In calling for a so-called "true universal suffrage" for the election of the city's Chief Executive, a nebulous concept which some student leaders and lawmakers have successfully imprinted in the minds of the public masses during the "Occupy Central"movement, the general opinion was that the Basic Law was obsolete and needed a revamp. Advocates and supporters of the idea cast doubt on the requirement of a broadly representative Nominating Committee, as stipulated in the Basic Law. What they seem to have forgotten is that two years prior, at a meeting with a delegation of security units in Hong Kong, Zhang did express that the ultimate aim of political development in Hong Kong would be implementation of universal suffrage, that democracy will be put forward in accordance with the Basic Law and resolutions of the NPCSC. Amendment of Basic Law is not likely to be a solution because once the cornerstone is shaken, the bottom line can be redrawn, as Zhang said while speaking about the original intent of "One Country, Two Systems", and the importance of safeguarding the rule of law under the Basic Law at a banquet in Hong Kong in May last year.

The past two decades have been a bumpy ride for Hong Kong people, tinted with debates revolving around the Basic Law.

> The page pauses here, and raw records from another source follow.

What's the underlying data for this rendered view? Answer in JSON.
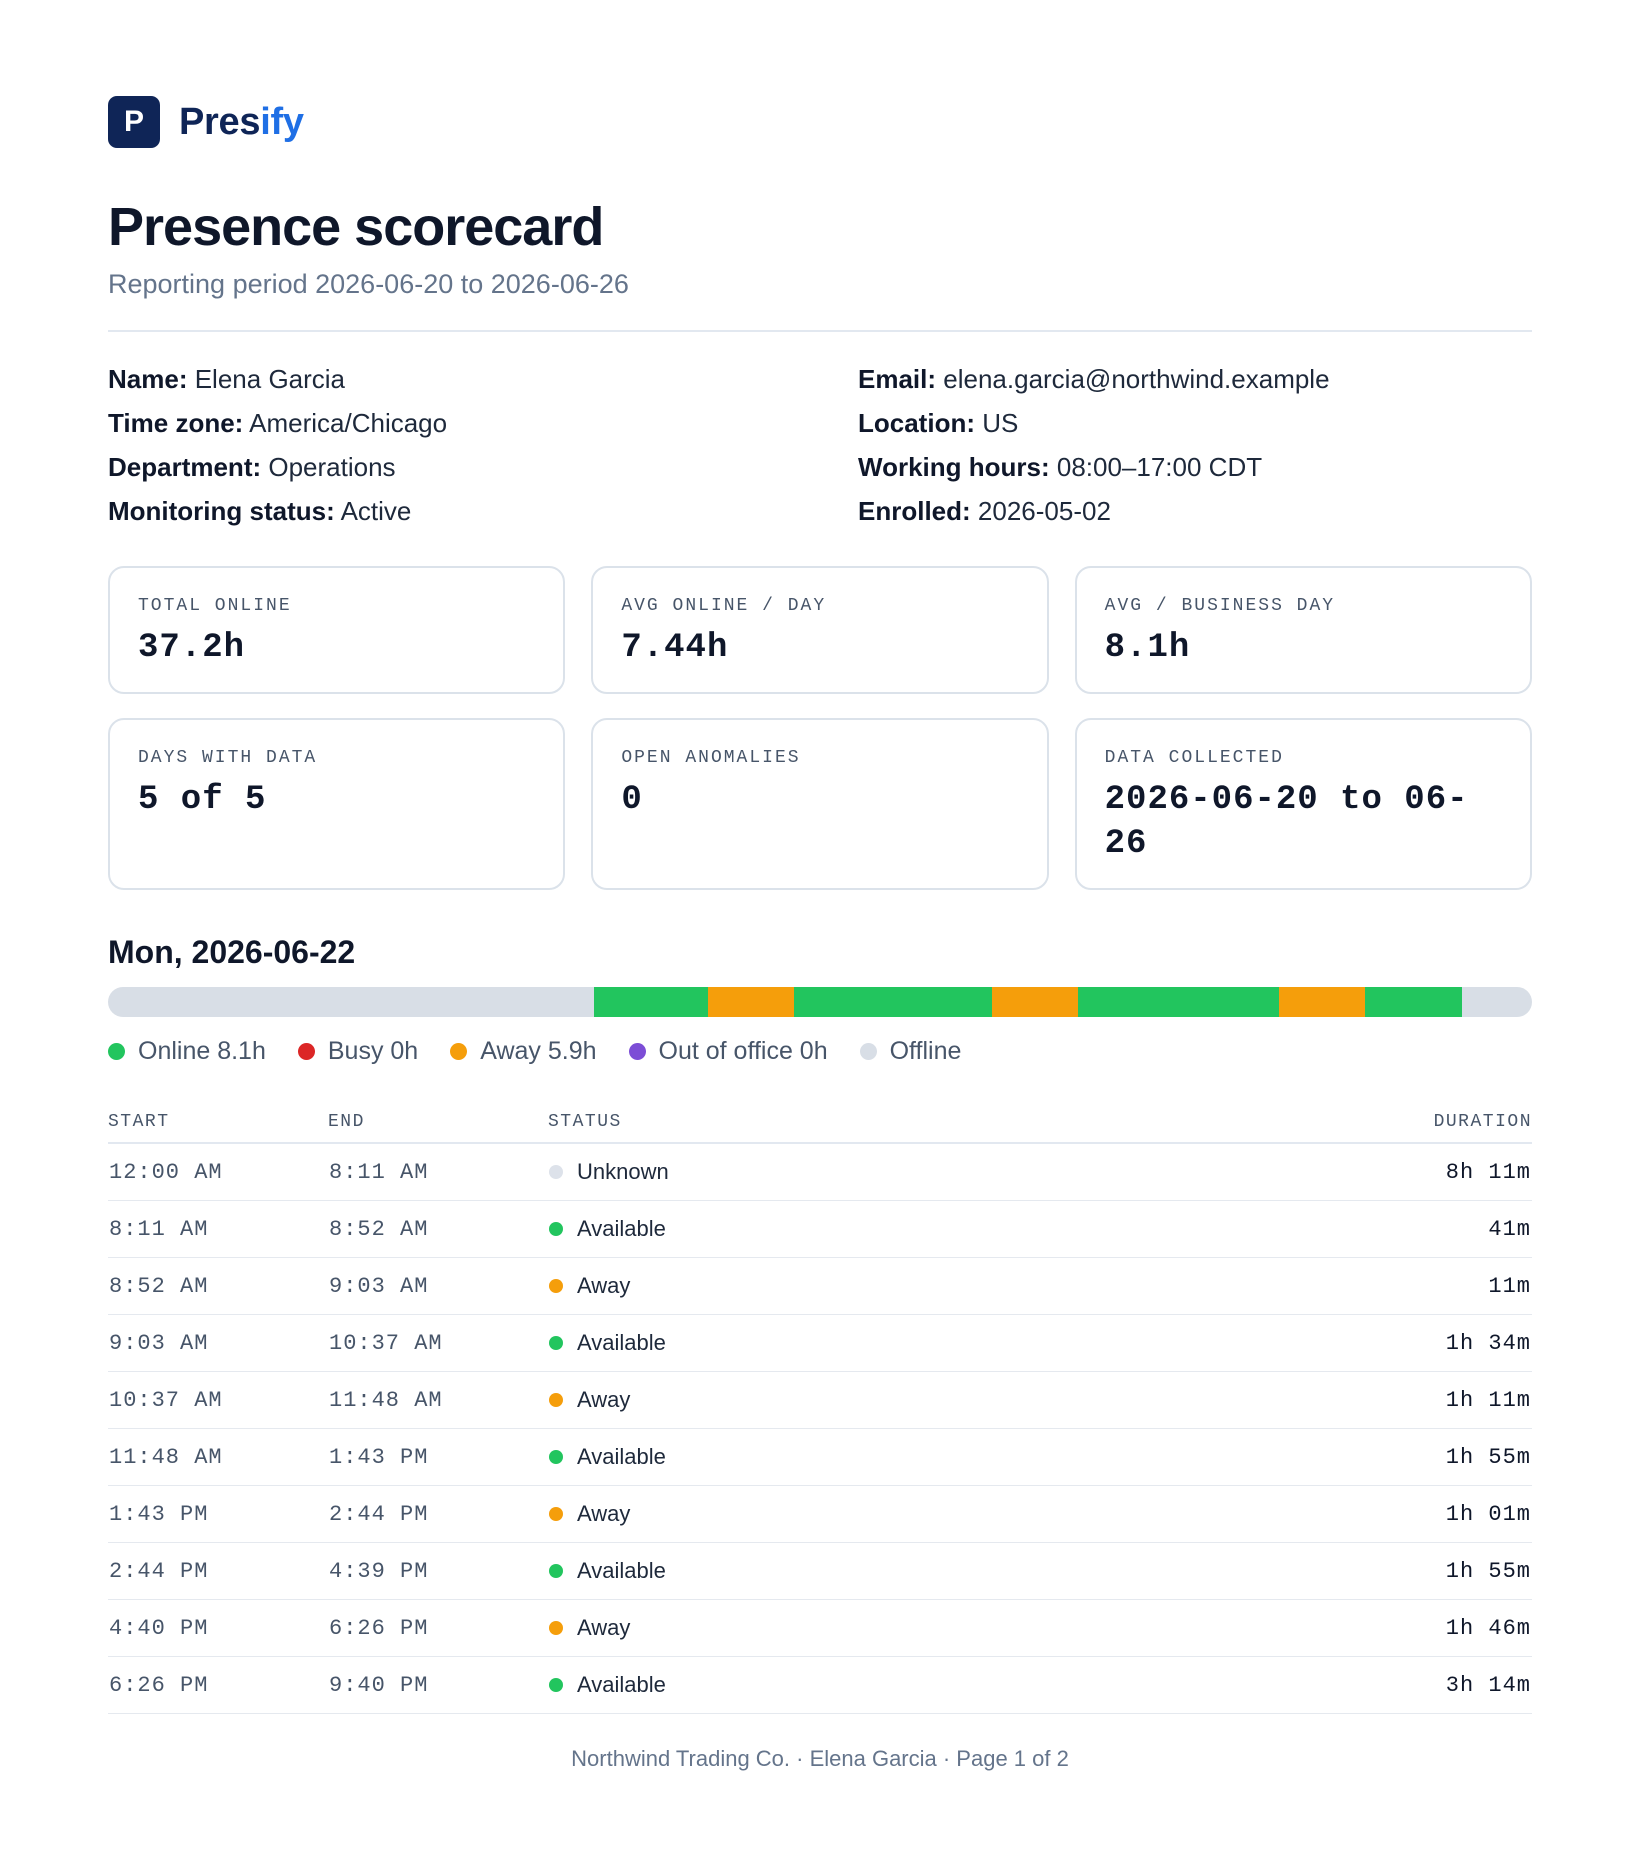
{
  "brand": {
    "logo_letter": "P",
    "name_start": "Pres",
    "name_accent": "ify"
  },
  "header": {
    "title": "Presence scorecard",
    "subtitle": "Reporting period 2026-06-20 to 2026-06-26"
  },
  "info": {
    "name": {
      "label": "Name:",
      "value": "Elena Garcia"
    },
    "email": {
      "label": "Email:",
      "value": "elena.garcia@northwind.example"
    },
    "timezone": {
      "label": "Time zone:",
      "value": "America/Chicago"
    },
    "location": {
      "label": "Location:",
      "value": "US"
    },
    "department": {
      "label": "Department:",
      "value": "Operations"
    },
    "working_hours": {
      "label": "Working hours:",
      "value": "08:00–17:00 CDT"
    },
    "monitoring_status": {
      "label": "Monitoring status:",
      "value": "Active"
    },
    "enrolled": {
      "label": "Enrolled:",
      "value": "2026-05-02"
    }
  },
  "cards": [
    {
      "label": "TOTAL ONLINE",
      "value": "37.2h"
    },
    {
      "label": "AVG ONLINE / DAY",
      "value": "7.44h"
    },
    {
      "label": "AVG / BUSINESS DAY",
      "value": "8.1h"
    },
    {
      "label": "DAYS WITH DATA",
      "value": "5 of 5"
    },
    {
      "label": "OPEN ANOMALIES",
      "value": "0"
    },
    {
      "label": "DATA COLLECTED",
      "value": "2026-06-20 to 06-26"
    }
  ],
  "day": {
    "title": "Mon, 2026-06-22",
    "timeline_hours": 24,
    "timeline_segments": [
      {
        "status": "available",
        "start_h": 8.183,
        "end_h": 10.117
      },
      {
        "status": "away",
        "start_h": 10.117,
        "end_h": 11.567
      },
      {
        "status": "available",
        "start_h": 11.567,
        "end_h": 14.9
      },
      {
        "status": "away",
        "start_h": 14.9,
        "end_h": 16.35
      },
      {
        "status": "available",
        "start_h": 16.35,
        "end_h": 19.733
      },
      {
        "status": "away",
        "start_h": 19.733,
        "end_h": 21.183
      },
      {
        "status": "available",
        "start_h": 21.183,
        "end_h": 22.817
      }
    ],
    "legend": [
      {
        "label": "Online 8.1h",
        "color": "#22c55e"
      },
      {
        "label": "Busy 0h",
        "color": "#dc2626"
      },
      {
        "label": "Away 5.9h",
        "color": "#f59e0b"
      },
      {
        "label": "Out of office 0h",
        "color": "#7c4dd6"
      },
      {
        "label": "Offline",
        "color": "#d8dee6"
      }
    ]
  },
  "table": {
    "headers": {
      "start": "START",
      "end": "END",
      "status": "STATUS",
      "duration": "DURATION"
    },
    "rows": [
      {
        "start": "12:00 AM",
        "end": "8:11 AM",
        "status": "Unknown",
        "duration": "8h 11m"
      },
      {
        "start": "8:11 AM",
        "end": "8:52 AM",
        "status": "Available",
        "duration": "41m"
      },
      {
        "start": "8:52 AM",
        "end": "9:03 AM",
        "status": "Away",
        "duration": "11m"
      },
      {
        "start": "9:03 AM",
        "end": "10:37 AM",
        "status": "Available",
        "duration": "1h 34m"
      },
      {
        "start": "10:37 AM",
        "end": "11:48 AM",
        "status": "Away",
        "duration": "1h 11m"
      },
      {
        "start": "11:48 AM",
        "end": "1:43 PM",
        "status": "Available",
        "duration": "1h 55m"
      },
      {
        "start": "1:43 PM",
        "end": "2:44 PM",
        "status": "Away",
        "duration": "1h 01m"
      },
      {
        "start": "2:44 PM",
        "end": "4:39 PM",
        "status": "Available",
        "duration": "1h 55m"
      },
      {
        "start": "4:40 PM",
        "end": "6:26 PM",
        "status": "Away",
        "duration": "1h 46m"
      },
      {
        "start": "6:26 PM",
        "end": "9:40 PM",
        "status": "Available",
        "duration": "3h 14m"
      }
    ]
  },
  "status_colors": {
    "available": "#22c55e",
    "away": "#f59e0b",
    "unknown": "#dde2ea",
    "busy": "#dc2626",
    "out_of_office": "#7c4dd6"
  },
  "footer": {
    "text": "Northwind Trading Co. · Elena Garcia · Page 1 of 2"
  }
}
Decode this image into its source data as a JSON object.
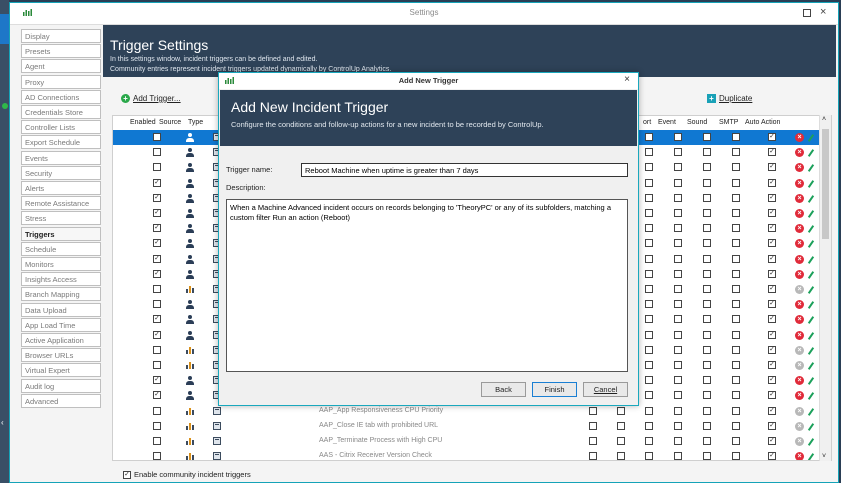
{
  "window": {
    "title": "Settings",
    "minimize_icon": "maximize-icon",
    "close_label": "×"
  },
  "sidebar": {
    "items": [
      {
        "label": "Display"
      },
      {
        "label": "Presets"
      },
      {
        "label": "Agent"
      },
      {
        "label": "Proxy"
      },
      {
        "label": "AD Connections"
      },
      {
        "label": "Credentials Store"
      },
      {
        "label": "Controller Lists"
      },
      {
        "label": "Export Schedule"
      },
      {
        "label": "Events"
      },
      {
        "label": "Security"
      },
      {
        "label": "Alerts"
      },
      {
        "label": "Remote Assistance"
      },
      {
        "label": "Stress"
      },
      {
        "label": "Triggers"
      },
      {
        "label": "Schedule"
      },
      {
        "label": "Monitors"
      },
      {
        "label": "Insights Access"
      },
      {
        "label": "Branch Mapping"
      },
      {
        "label": "Data Upload"
      },
      {
        "label": "App Load Time"
      },
      {
        "label": "Active Application"
      },
      {
        "label": "Browser URLs"
      },
      {
        "label": "Virtual Expert"
      },
      {
        "label": "Audit log"
      },
      {
        "label": "Advanced"
      }
    ],
    "active": "Triggers"
  },
  "header": {
    "title": "Trigger Settings",
    "desc1": "In this settings window, incident triggers can be defined and edited.",
    "desc2": "Community entries represent incident triggers updated dynamically by ControlUp Analytics."
  },
  "toolbar": {
    "add_label": "Add Trigger...",
    "duplicate_label": "Duplicate"
  },
  "grid": {
    "columns": {
      "enabled": "Enabled",
      "source": "Source",
      "type": "Type",
      "port": "ort",
      "event": "Event",
      "sound": "Sound",
      "smtp": "SMTP",
      "auto_action": "Auto Action"
    },
    "rows": [
      {
        "enabled": false,
        "source": "user",
        "name": "",
        "selected": true,
        "auto": true,
        "delete": "red"
      },
      {
        "enabled": false,
        "source": "user",
        "name": "",
        "auto": true,
        "delete": "red"
      },
      {
        "enabled": false,
        "source": "user",
        "name": "",
        "auto": true,
        "delete": "red"
      },
      {
        "enabled": true,
        "source": "user",
        "name": "",
        "auto": true,
        "delete": "red"
      },
      {
        "enabled": true,
        "source": "user",
        "name": "",
        "auto": true,
        "delete": "red"
      },
      {
        "enabled": true,
        "source": "user",
        "name": "",
        "auto": true,
        "delete": "red"
      },
      {
        "enabled": true,
        "source": "user",
        "name": "",
        "auto": true,
        "delete": "red"
      },
      {
        "enabled": true,
        "source": "user",
        "name": "",
        "auto": true,
        "delete": "red"
      },
      {
        "enabled": true,
        "source": "user",
        "name": "",
        "auto": true,
        "delete": "red"
      },
      {
        "enabled": true,
        "source": "user",
        "name": "",
        "auto": true,
        "delete": "red"
      },
      {
        "enabled": false,
        "source": "community",
        "name": "",
        "auto": true,
        "delete": "gray"
      },
      {
        "enabled": false,
        "source": "user",
        "name": "",
        "auto": true,
        "delete": "red"
      },
      {
        "enabled": true,
        "source": "user",
        "name": "",
        "auto": true,
        "delete": "red"
      },
      {
        "enabled": true,
        "source": "user",
        "name": "",
        "auto": true,
        "delete": "red"
      },
      {
        "enabled": false,
        "source": "community",
        "name": "",
        "auto": true,
        "delete": "gray"
      },
      {
        "enabled": false,
        "source": "community",
        "name": "",
        "auto": true,
        "delete": "gray"
      },
      {
        "enabled": true,
        "source": "user",
        "name": "",
        "auto": true,
        "delete": "red"
      },
      {
        "enabled": true,
        "source": "user",
        "name": "",
        "auto": true,
        "delete": "red"
      },
      {
        "enabled": false,
        "source": "community",
        "name": "AAP_App Responsiveness CPU Priority",
        "auto": true,
        "delete": "gray"
      },
      {
        "enabled": false,
        "source": "community",
        "name": "AAP_Close IE tab with prohibited URL",
        "auto": true,
        "delete": "gray"
      },
      {
        "enabled": false,
        "source": "community",
        "name": "AAP_Terminate Process with High CPU",
        "auto": true,
        "delete": "gray"
      },
      {
        "enabled": false,
        "source": "community",
        "name": "AAS - Citrix Receiver Version Check",
        "auto": true,
        "delete": "red"
      }
    ]
  },
  "community_toggle": {
    "label": "Enable community incident triggers",
    "checked": true
  },
  "dialog": {
    "window_title": "Add New Trigger",
    "close_label": "×",
    "heading": "Add New Incident Trigger",
    "subheading": "Configure the conditions and follow-up actions for a new incident to be recorded by ControlUp.",
    "name_label": "Trigger name:",
    "name_value": "Reboot Machine when uptime is greater than 7 days",
    "desc_label": "Description:",
    "desc_value": "When a Machine Advanced incident occurs on records belonging to 'TheoryPC' or any of its subfolders, matching a custom filter Run an action (Reboot)",
    "back_label": "Back",
    "finish_label": "Finish",
    "cancel_label": "Cancel"
  }
}
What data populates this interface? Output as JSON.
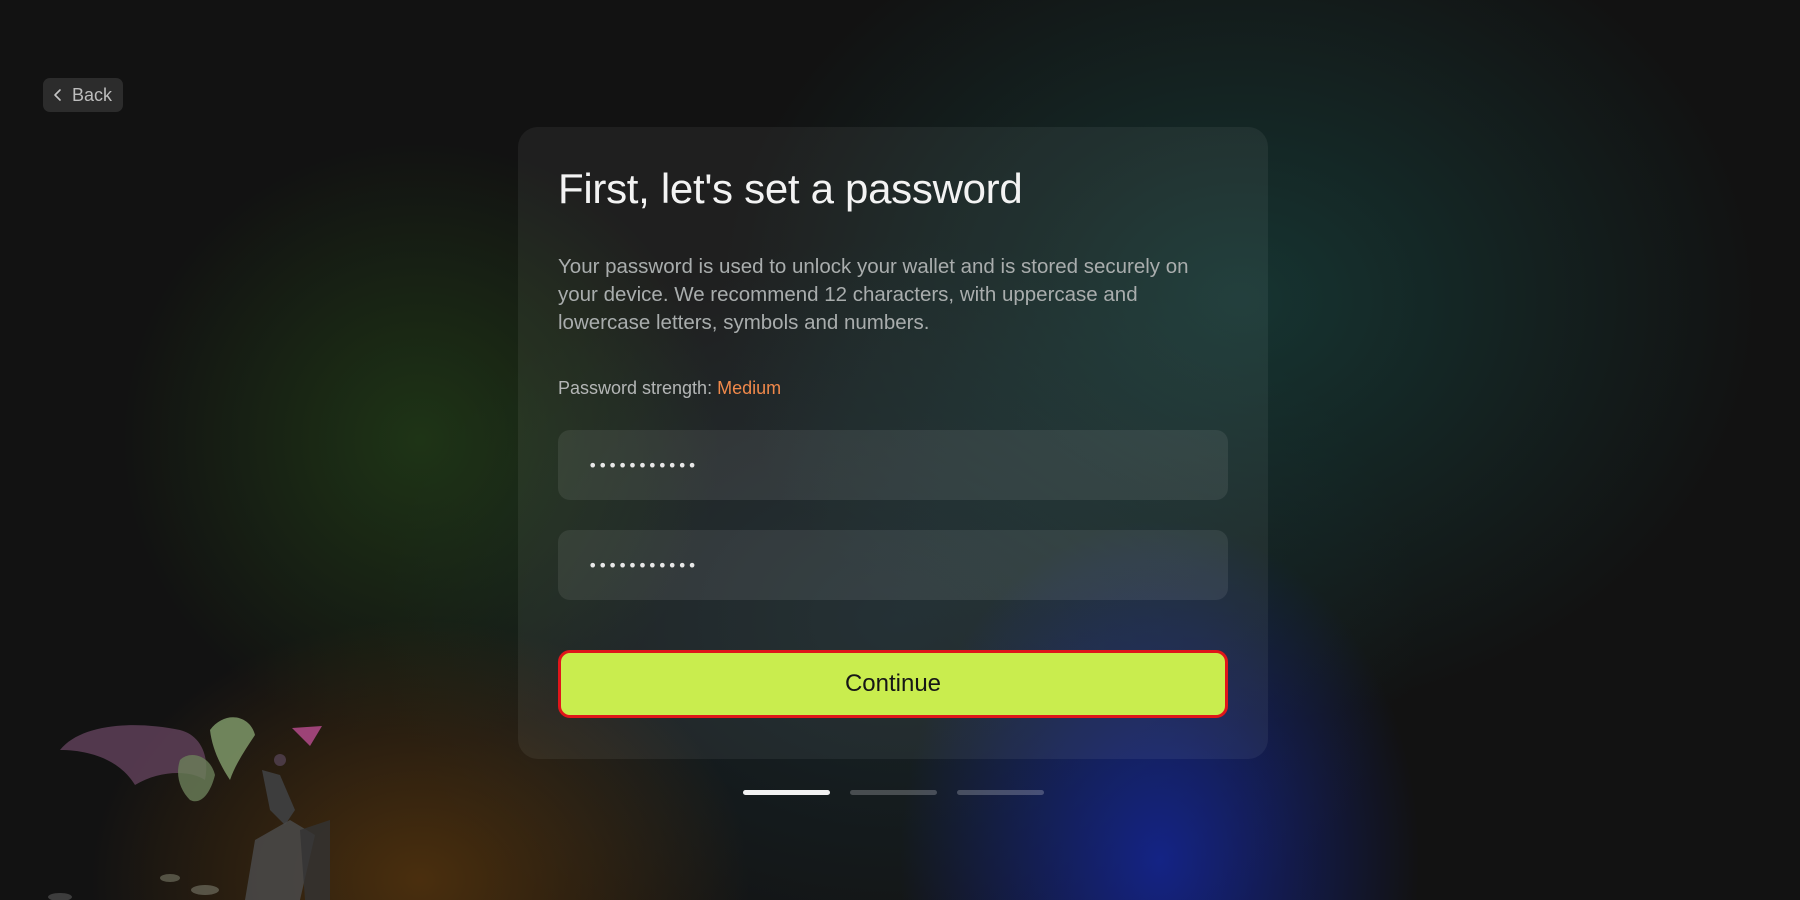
{
  "back_button": {
    "label": "Back"
  },
  "card": {
    "title": "First, let's set a password",
    "description": "Your password is used to unlock your wallet and is stored securely on your device. We recommend 12 characters, with uppercase and lowercase letters, symbols and numbers.",
    "strength_label": "Password strength:",
    "strength_value": "Medium",
    "password_field": {
      "value": "•••••••••••"
    },
    "confirm_field": {
      "value": "•••••••••••"
    },
    "continue_label": "Continue"
  },
  "progress": {
    "steps": 3,
    "current": 1
  },
  "colors": {
    "accent": "#c9ed4e",
    "strength_medium": "#f0884a",
    "focus_ring": "#e0161a",
    "background": "#121212"
  }
}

But as Zhang said at a banquet at the Hong Kong Convention and Exhibition Centre last year, there has been no precedent for the "One Country, Two Systems" practice and all aspects of the system will need to be refined, taking into account existing and new issues and contradictions to the principle. One way to move forward, I believe, is to recognize the original intent of the "One Country, Two Systems" principle and understand that all resultant measures and mechanisms are designed with the best interests of Hong Kong in mind.